Les shampoings solides peuvent être intéressants pour réduire les emballages, mais ils ne sont pas automatiquement plus doux. Vérifiez qu’il s’agit bien d’un pain de shampoing formulé avec des tensioactifs doux, et non d’un savon saponifié au pH souvent trop alcalin pour une peau sensible. Le format ne remplace jamais l’examen de la formule.
- Caféine rincée : elle peut donner un angle marketing séduisant, mais un shampoing rincé trop vite ne remplace pas une prise en charge de chute de cheveux.
- Biotine dans le flacon : son intérêt sur la fibre ou la pousse est limité par le temps de contact ; ne payez pas 10 € de plus pour cette promesse seule.
- Charbon détox : il peut absorber un peu de sébum dans une formule, sans « purifier » votre cuir chevelu de mystérieuses toxines.
- Double shampoing universel : utile après bain d’huile, piscine ou produits coiffants tenaces, mais inutile au quotidien pour beaucoup de personnes.
Quand le shampoing ne suffit plus
Un shampoing est un cosmétique rincé, pas un diagnostic. Il peut améliorer l’état de surface, limiter des pellicules simples ou éviter les irritations liées à une formule trop forte. Il ne traite pas à lui seul une chute diffuse, une inflammation importante, des plaques de psoriasis ou une allergie. Insister avec dix produits « cuir chevelu » peut retarder le bon rendez-vous.
Les signaux à faire évaluer
- Plaques épaisses jaunes, blanches ou rouges qui reviennent malgré plusieurs semaines de routine simple.
- Démangeaisons nocturnes ou brûlures qui perturbent le sommeil et ne cessent pas après l’arrêt des produits irritants.
- Chute inhabituelle en poignées, élargissement rapide de la raie ou zones clairsemées localisées.
- Douleur, suintement ou croûtes : prenez un avis médical rapidement plutôt que de réaliser un gommage maison.
- Réaction après coloration avec gonflement, boutons, rougeurs du visage ou gêne respiratoire : rincez et contactez sans tarder un professionnel de santé ou les urgences selon l’intensité.
- Pellicules persistantes au-delà de quatre semaines malgré un shampoing adapté et employé selon son mode d’utilisation.
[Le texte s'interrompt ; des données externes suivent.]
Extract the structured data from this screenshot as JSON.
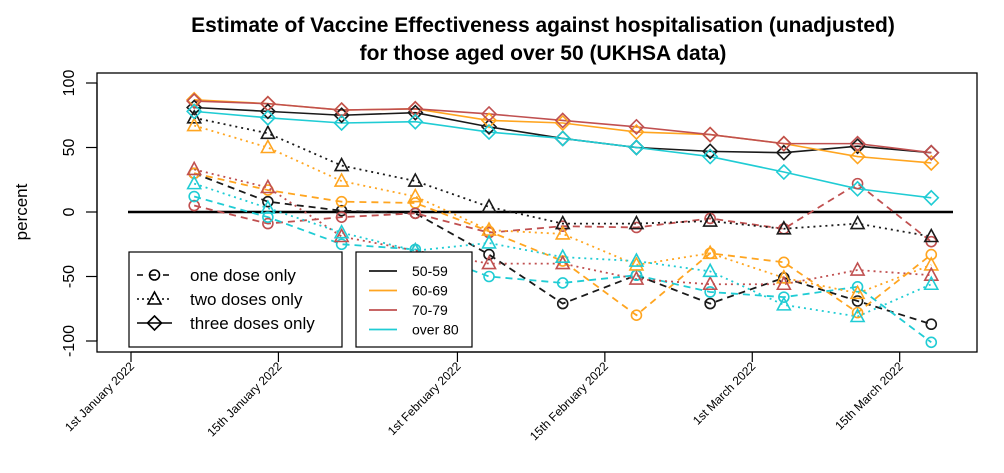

Si un traitement antipelliculaire conseillé par un pharmacien ou un médecin vous est recommandé, respectez sa fréquence et son temps de pose : ce ne sont pas des détails décoratifs. Entre deux utilisations, un shampoing très simple et bien toléré est souvent préférable à une rotation de produits exfoliants, purifiants et parfumés. Votre cuir chevelu apprécie rarement le programme militaire.
Vos questions, nos réponses
Comment savoir si mon cuir chevelu est sec ou si j’ai des pellicules ?
Faut-il éviter les shampoings avec sulfates ?
Est-ce mauvais de se laver les cheveux tous les jours ?
Puis-je alterner plusieurs shampoings ?
Quel shampoing choisir en cas de chute de cheveux ?
Le shampoing solide convient-il à un cuir chevelu sensible ?
Le mot de Camille
L'œil mode & beauté
Le bon shampoing n’est ni celui qui sent le plus cher, ni celui qui promet de faire pousser une forêt sur votre tête en trois lavages. C’est celui qui laisse vos racines nettes, votre peau calme et votre salle de bains moins encombrée. Commencez par observer votre cuir chevelu pendant deux semaines, choisissez une formule simple dans votre budget, puis ne changez qu’un paramètre à la fois. Et si ça gratte, brûle ou chute vraiment : arrêtez de collectionner les flacons, consultez.